I'm not blaming Obama for this. Once again, he didn't (well, his staff didn't) write the basis of the law that he requested/demanded from Congress. He just gave them a vague idea - We need a Financial Reform Law so this doesn't happen again, and stick it to Wall Street (my paraphrase) - and signed the bill into law as soon as it hit his desk. Congress didn't read it, and he (or his staff) didn't read it either.

But he really needs to check with the people who did write it before he goes around touting it as one thing when it says the complete opposite. He kinda did this with the Health Care Bill too, but this is more glaring since we still don't really know what's all in and out of the Health Care Bill.

"Obama specifically said it would 'increase transparency in financial dealings.'"

However: "Under a little-noticed provision of the recently passed financial-reform legislation, the Securities and Exchange Commission no longer has to comply with virtually all requests for information releases from the public, including those filed under the Freedom of Information Act."

Oops!

But well beyond President Obama's SNAFU in touting the Bill, this really puts the public at a disadvantage. We keep losing more and more and more under this Congress and President.
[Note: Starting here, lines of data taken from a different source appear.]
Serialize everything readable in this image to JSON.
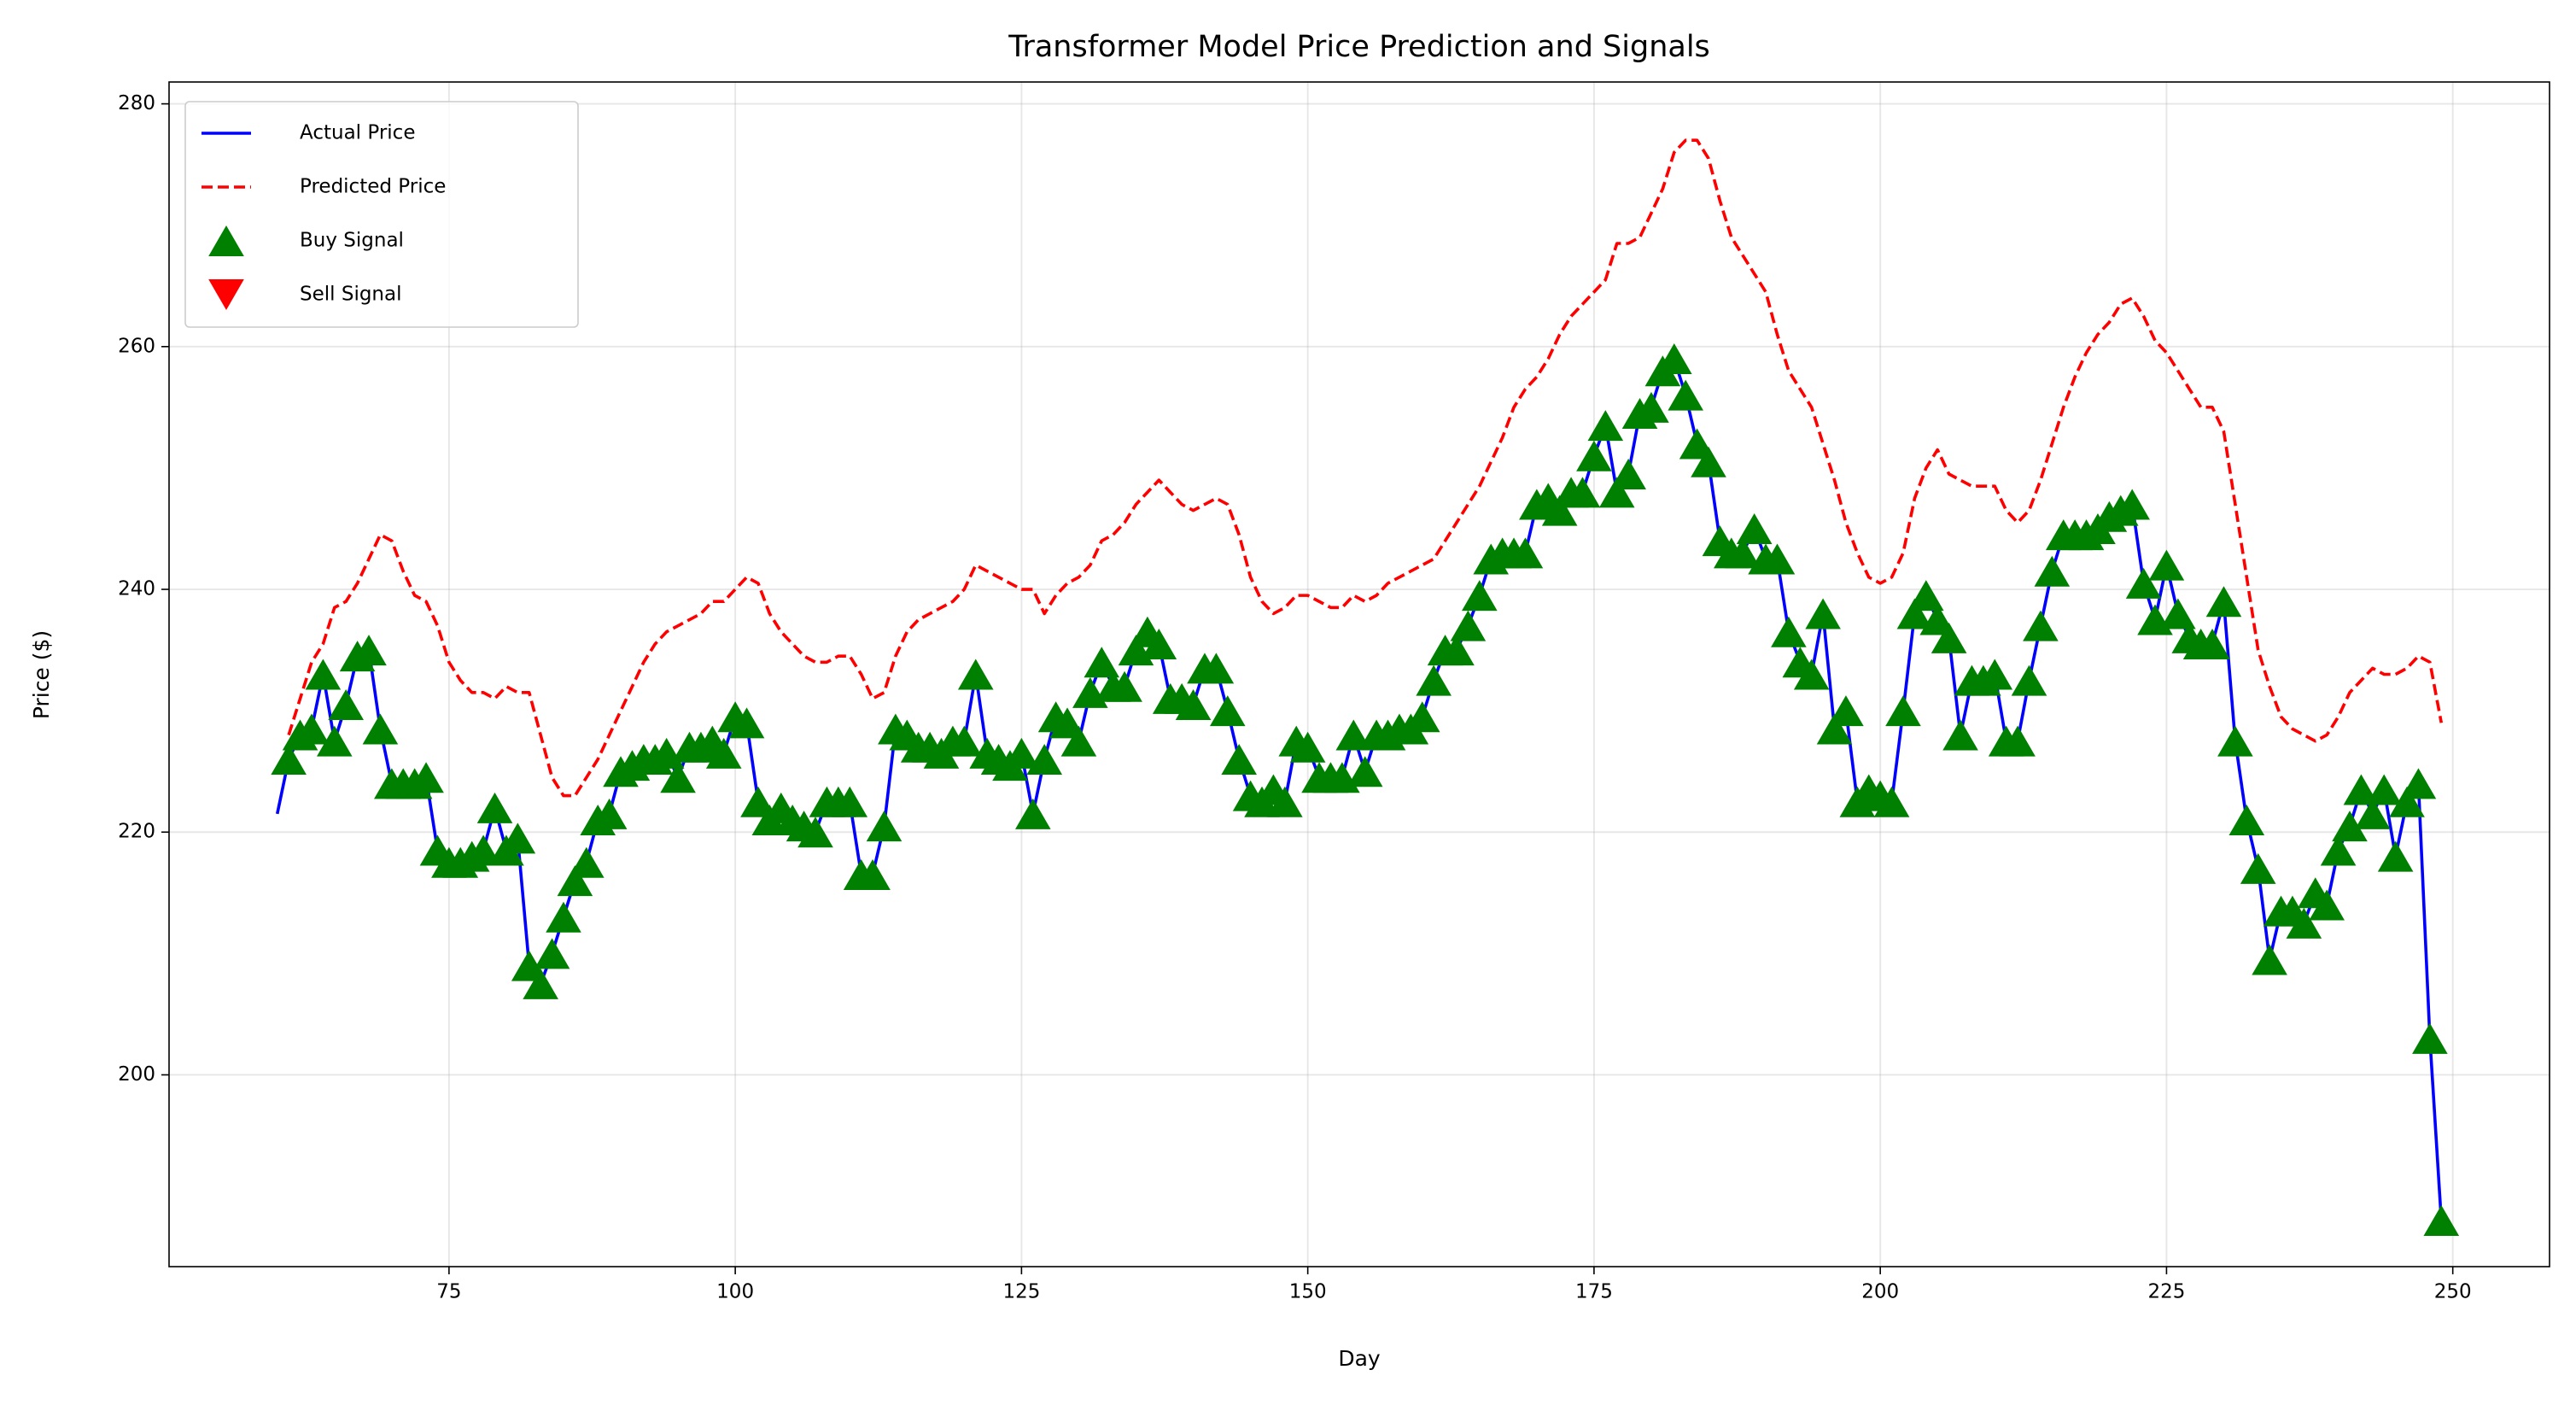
{
  "chart_data": {
    "type": "line",
    "title": "Transformer Model Price Prediction and Signals",
    "xlabel": "Day",
    "ylabel": "Price ($)",
    "xlim": [
      50.55,
      258.45
    ],
    "ylim": [
      184.2,
      281.8
    ],
    "xticks": [
      75,
      100,
      125,
      150,
      175,
      200,
      225,
      250
    ],
    "yticks": [
      200,
      220,
      240,
      260,
      280
    ],
    "grid": true,
    "legend": "upper left",
    "series": [
      {
        "name": "Actual Price",
        "type": "line",
        "color": "#0000ff",
        "dash": "solid",
        "x": [
          60,
          61,
          62,
          63,
          64,
          65,
          66,
          67,
          68,
          69,
          70,
          71,
          72,
          73,
          74,
          75,
          76,
          77,
          78,
          79,
          80,
          81,
          82,
          83,
          84,
          85,
          86,
          87,
          88,
          89,
          90,
          91,
          92,
          93,
          94,
          95,
          96,
          97,
          98,
          99,
          100,
          101,
          102,
          103,
          104,
          105,
          106,
          107,
          108,
          109,
          110,
          111,
          112,
          113,
          114,
          115,
          116,
          117,
          118,
          119,
          120,
          121,
          122,
          123,
          124,
          125,
          126,
          127,
          128,
          129,
          130,
          131,
          132,
          133,
          134,
          135,
          136,
          137,
          138,
          139,
          140,
          141,
          142,
          143,
          144,
          145,
          146,
          147,
          148,
          149,
          150,
          151,
          152,
          153,
          154,
          155,
          156,
          157,
          158,
          159,
          160,
          161,
          162,
          163,
          164,
          165,
          166,
          167,
          168,
          169,
          170,
          171,
          172,
          173,
          174,
          175,
          176,
          177,
          178,
          179,
          180,
          181,
          182,
          183,
          184,
          185,
          186,
          187,
          188,
          189,
          190,
          191,
          192,
          193,
          194,
          195,
          196,
          197,
          198,
          199,
          200,
          201,
          202,
          203,
          204,
          205,
          206,
          207,
          208,
          209,
          210,
          211,
          212,
          213,
          214,
          215,
          216,
          217,
          218,
          219,
          220,
          221,
          222,
          223,
          224,
          225,
          226,
          227,
          228,
          229,
          230,
          231,
          232,
          233,
          234,
          235,
          236,
          237,
          238,
          239,
          240,
          241,
          242,
          243,
          244,
          245,
          246,
          247,
          248,
          249
        ],
        "values": [
          221.5,
          226,
          228,
          228.5,
          233,
          227.5,
          230.5,
          234.5,
          235,
          228.5,
          224,
          224,
          224,
          224.5,
          218.5,
          217.5,
          217.5,
          218,
          218.5,
          222,
          218.5,
          219.5,
          209,
          207.5,
          210,
          213,
          216,
          217.5,
          221,
          221.5,
          225,
          225.5,
          226,
          226,
          226.5,
          224.5,
          227,
          227,
          227.5,
          226.5,
          229.5,
          229,
          222.5,
          221,
          222,
          221,
          220.5,
          220,
          222.5,
          222.5,
          222.5,
          216.5,
          216.5,
          220.5,
          228.5,
          228,
          227,
          227,
          226.5,
          227.5,
          227.5,
          233,
          226.5,
          226,
          225.5,
          226.5,
          221.5,
          226,
          229.5,
          229,
          227.5,
          231.5,
          234,
          232,
          232,
          235,
          236.5,
          235.5,
          231,
          231,
          230.5,
          233.5,
          233.5,
          230,
          226,
          223,
          222.5,
          223.5,
          222.5,
          227.5,
          227,
          224.5,
          224.5,
          224.5,
          228,
          225,
          228,
          228,
          228.5,
          228.5,
          229.5,
          232.5,
          235,
          235,
          237,
          239.5,
          242.5,
          243,
          243,
          243,
          247,
          247.5,
          246.5,
          248,
          248,
          251,
          253.5,
          248,
          249.5,
          254.5,
          255,
          258,
          259,
          256,
          252,
          250.5,
          244,
          243,
          243,
          245,
          242.5,
          242.5,
          236.5,
          234,
          233,
          238,
          228.5,
          230,
          222.5,
          223.5,
          223,
          222.5,
          230,
          238,
          239.5,
          237.5,
          236,
          228,
          232.5,
          232.5,
          233,
          227.5,
          227.5,
          232.5,
          237,
          241.5,
          244.5,
          244.5,
          244.5,
          245,
          246,
          246.5,
          247,
          240.5,
          237.5,
          242,
          238,
          236,
          235.5,
          235.5,
          239,
          227.5,
          221,
          217,
          209.5,
          213.5,
          213.5,
          212.5,
          215,
          214,
          218.5,
          220.5,
          223.5,
          221.5,
          223.5,
          218,
          222.5,
          224,
          203,
          188
        ]
      },
      {
        "name": "Predicted Price",
        "type": "line",
        "color": "#ff0000",
        "dash": "dashed",
        "x": [
          61,
          62,
          63,
          64,
          65,
          66,
          67,
          68,
          69,
          70,
          71,
          72,
          73,
          74,
          75,
          76,
          77,
          78,
          79,
          80,
          81,
          82,
          83,
          84,
          85,
          86,
          87,
          88,
          89,
          90,
          91,
          92,
          93,
          94,
          95,
          96,
          97,
          98,
          99,
          100,
          101,
          102,
          103,
          104,
          105,
          106,
          107,
          108,
          109,
          110,
          111,
          112,
          113,
          114,
          115,
          116,
          117,
          118,
          119,
          120,
          121,
          122,
          123,
          124,
          125,
          126,
          127,
          128,
          129,
          130,
          131,
          132,
          133,
          134,
          135,
          136,
          137,
          138,
          139,
          140,
          141,
          142,
          143,
          144,
          145,
          146,
          147,
          148,
          149,
          150,
          151,
          152,
          153,
          154,
          155,
          156,
          157,
          158,
          159,
          160,
          161,
          162,
          163,
          164,
          165,
          166,
          167,
          168,
          169,
          170,
          171,
          172,
          173,
          174,
          175,
          176,
          177,
          178,
          179,
          180,
          181,
          182,
          183,
          184,
          185,
          186,
          187,
          188,
          189,
          190,
          191,
          192,
          193,
          194,
          195,
          196,
          197,
          198,
          199,
          200,
          201,
          202,
          203,
          204,
          205,
          206,
          207,
          208,
          209,
          210,
          211,
          212,
          213,
          214,
          215,
          216,
          217,
          218,
          219,
          220,
          221,
          222,
          223,
          224,
          225,
          226,
          227,
          228,
          229,
          230,
          231,
          232,
          233,
          234,
          235,
          236,
          237,
          238,
          239,
          240,
          241,
          242,
          243,
          244,
          245,
          246,
          247,
          248,
          249
        ],
        "values": [
          228,
          231,
          234,
          235.5,
          238.5,
          239,
          240.5,
          242.5,
          244.5,
          244,
          241.5,
          239.5,
          239,
          237,
          234,
          232.5,
          231.5,
          231.5,
          231,
          232,
          231.5,
          231.5,
          228,
          224.5,
          223,
          223,
          224.5,
          226,
          228,
          230,
          232,
          234,
          235.5,
          236.5,
          237,
          237.5,
          238,
          239,
          239,
          240,
          241,
          240.5,
          238,
          236.5,
          235.5,
          234.5,
          234,
          234,
          234.5,
          234.5,
          233,
          231,
          231.5,
          234.5,
          236.5,
          237.5,
          238,
          238.5,
          239,
          240,
          242,
          241.5,
          241,
          240.5,
          240,
          240,
          238,
          239.5,
          240.5,
          241,
          242,
          244,
          244.5,
          245.5,
          247,
          248,
          249,
          248,
          247,
          246.5,
          247,
          247.5,
          247,
          244.5,
          241,
          239,
          238,
          238.5,
          239.5,
          239.5,
          239,
          238.5,
          238.5,
          239.5,
          239,
          239.5,
          240.5,
          241,
          241.5,
          242,
          242.5,
          244,
          245.5,
          247,
          248.5,
          250.5,
          252.5,
          255,
          256.5,
          257.5,
          259,
          261,
          262.5,
          263.5,
          264.5,
          265.5,
          268.5,
          268.5,
          269,
          271,
          273,
          276,
          277,
          277,
          275.5,
          272,
          269,
          267.5,
          266,
          264.5,
          261,
          258,
          256.5,
          255,
          252,
          249,
          245.5,
          243,
          241,
          240.5,
          241,
          243,
          247.5,
          250,
          251.5,
          249.5,
          249,
          248.5,
          248.5,
          248.5,
          246.5,
          245.5,
          246.5,
          249,
          252,
          255,
          257.5,
          259.5,
          261,
          262,
          263.5,
          264,
          262.5,
          260.5,
          259.5,
          258,
          256.5,
          255,
          255,
          253,
          247,
          241,
          235,
          232,
          229.5,
          228.5,
          228,
          227.5,
          228,
          229.5,
          231.5,
          232.5,
          233.5,
          233,
          233,
          233.5,
          234.5,
          234,
          229
        ]
      },
      {
        "name": "Buy Signal",
        "type": "scatter",
        "marker": "triangle-up",
        "color": "#008000",
        "x": [
          61,
          62,
          63,
          64,
          65,
          66,
          67,
          68,
          69,
          70,
          71,
          72,
          73,
          74,
          75,
          76,
          77,
          78,
          79,
          80,
          81,
          82,
          83,
          84,
          85,
          86,
          87,
          88,
          89,
          90,
          91,
          92,
          93,
          94,
          95,
          96,
          97,
          98,
          99,
          100,
          101,
          102,
          103,
          104,
          105,
          106,
          107,
          108,
          109,
          110,
          111,
          112,
          113,
          114,
          115,
          116,
          117,
          118,
          119,
          120,
          121,
          122,
          123,
          124,
          125,
          126,
          127,
          128,
          129,
          130,
          131,
          132,
          133,
          134,
          135,
          136,
          137,
          138,
          139,
          140,
          141,
          142,
          143,
          144,
          145,
          146,
          147,
          148,
          149,
          150,
          151,
          152,
          153,
          154,
          155,
          156,
          157,
          158,
          159,
          160,
          161,
          162,
          163,
          164,
          165,
          166,
          167,
          168,
          169,
          170,
          171,
          172,
          173,
          174,
          175,
          176,
          177,
          178,
          179,
          180,
          181,
          182,
          183,
          184,
          185,
          186,
          187,
          188,
          189,
          190,
          191,
          192,
          193,
          194,
          195,
          196,
          197,
          198,
          199,
          200,
          201,
          202,
          203,
          204,
          205,
          206,
          207,
          208,
          209,
          210,
          211,
          212,
          213,
          214,
          215,
          216,
          217,
          218,
          219,
          220,
          221,
          222,
          223,
          224,
          225,
          226,
          227,
          228,
          229,
          230,
          231,
          232,
          233,
          234,
          235,
          236,
          237,
          238,
          239,
          240,
          241,
          242,
          243,
          244,
          245,
          246,
          247,
          248,
          249
        ],
        "values": [
          226,
          228,
          228.5,
          233,
          227.5,
          230.5,
          234.5,
          235,
          228.5,
          224,
          224,
          224,
          224.5,
          218.5,
          217.5,
          217.5,
          218,
          218.5,
          222,
          218.5,
          219.5,
          209,
          207.5,
          210,
          213,
          216,
          217.5,
          221,
          221.5,
          225,
          225.5,
          226,
          226,
          226.5,
          224.5,
          227,
          227,
          227.5,
          226.5,
          229.5,
          229,
          222.5,
          221,
          222,
          221,
          220.5,
          220,
          222.5,
          222.5,
          222.5,
          216.5,
          216.5,
          220.5,
          228.5,
          228,
          227,
          227,
          226.5,
          227.5,
          227.5,
          233,
          226.5,
          226,
          225.5,
          226.5,
          221.5,
          226,
          229.5,
          229,
          227.5,
          231.5,
          234,
          232,
          232,
          235,
          236.5,
          235.5,
          231,
          231,
          230.5,
          233.5,
          233.5,
          230,
          226,
          223,
          222.5,
          223.5,
          222.5,
          227.5,
          227,
          224.5,
          224.5,
          224.5,
          228,
          225,
          228,
          228,
          228.5,
          228.5,
          229.5,
          232.5,
          235,
          235,
          237,
          239.5,
          242.5,
          243,
          243,
          243,
          247,
          247.5,
          246.5,
          248,
          248,
          251,
          253.5,
          248,
          249.5,
          254.5,
          255,
          258,
          259,
          256,
          252,
          250.5,
          244,
          243,
          243,
          245,
          242.5,
          242.5,
          236.5,
          234,
          233,
          238,
          228.5,
          230,
          222.5,
          223.5,
          223,
          222.5,
          230,
          238,
          239.5,
          237.5,
          236,
          228,
          232.5,
          232.5,
          233,
          227.5,
          227.5,
          232.5,
          237,
          241.5,
          244.5,
          244.5,
          244.5,
          245,
          246,
          246.5,
          247,
          240.5,
          237.5,
          242,
          238,
          236,
          235.5,
          235.5,
          239,
          227.5,
          221,
          217,
          209.5,
          213.5,
          213.5,
          212.5,
          215,
          214,
          218.5,
          220.5,
          223.5,
          221.5,
          223.5,
          218,
          222.5,
          224,
          203,
          188
        ]
      },
      {
        "name": "Sell Signal",
        "type": "scatter",
        "marker": "triangle-down",
        "color": "#ff0000",
        "x": [],
        "values": []
      }
    ]
  }
}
The Patriot Act looks like child's play comparatively.

"The law, signed last week by President Obama, exempts the SEC from disclosing records or information derived from 'surveillance, risk assessments, or other regulatory and oversight activities.' Given that the SEC is a regulatory body, the provision covers almost every action by the agency, lawyers say. Congress and federal agencies can request information, but the public cannot.

<snip>

"The SEC cited the new law Tuesday in a FOIA (Freedom of Information Act) action brought by FOX Business Network. Steven Mintz, founding partner of law firm Mintz & Gold LLC in New York, lamented what he described as 'the backroom deal that was cut between Congress and the SEC to keep the SEC’s failures secret. The only losers here are the American public.'"

Pretty scary, actually, that reporters can't report and can't get the information they need to bring a story to the American public. The SEC reaches far beyond any Administration or Congress. They make decisions that impacts our money every day without regard to which Party is in power. They made it possible for Bernie Madoff to scam hundreds of people out of m/billions of dollars.

http://www.foxbusiness.com/markets/2...ic-disclosure/
post #2 of 4
No surprised at all - like in the Health Care bill - Pelosi says "pass it and then we can see what is in it". This is NO way to run a government. Obama's goal is to bring down America - he doesn't care about anyone - and he's doing a good job of bringing "change" - just not the kind people believed it would be.
post #3 of 4
Quote:
Originally Posted by valanhb View Post
Given that the SEC is a regulatory body, the provision covers almost every action by the agency, lawyers say. Congress and federal agencies can request information, but the public cannot.

<snip>

Pretty scary, actually, that reporters can't report and can't get the information they need to bring a story to the American public.
Ugh. Then I guess we're gonna need to be more involved with our Representatives and trust that they're up to snuff and in-the-know of what the hay is going on! (That's what they get paid for anyway) The thing is, tons of the men & women we elect have only basic knowledge of how the financial markets work.
post #4 of 4
I suspect the intent of the provision was not the way it's being interpreted by the SEC. That's why bills get to be 2300 pages long; all those lawyers are trying to cover every exigency.

I suspect this one will be modified, especially now that that provision has been quoted by the SEC.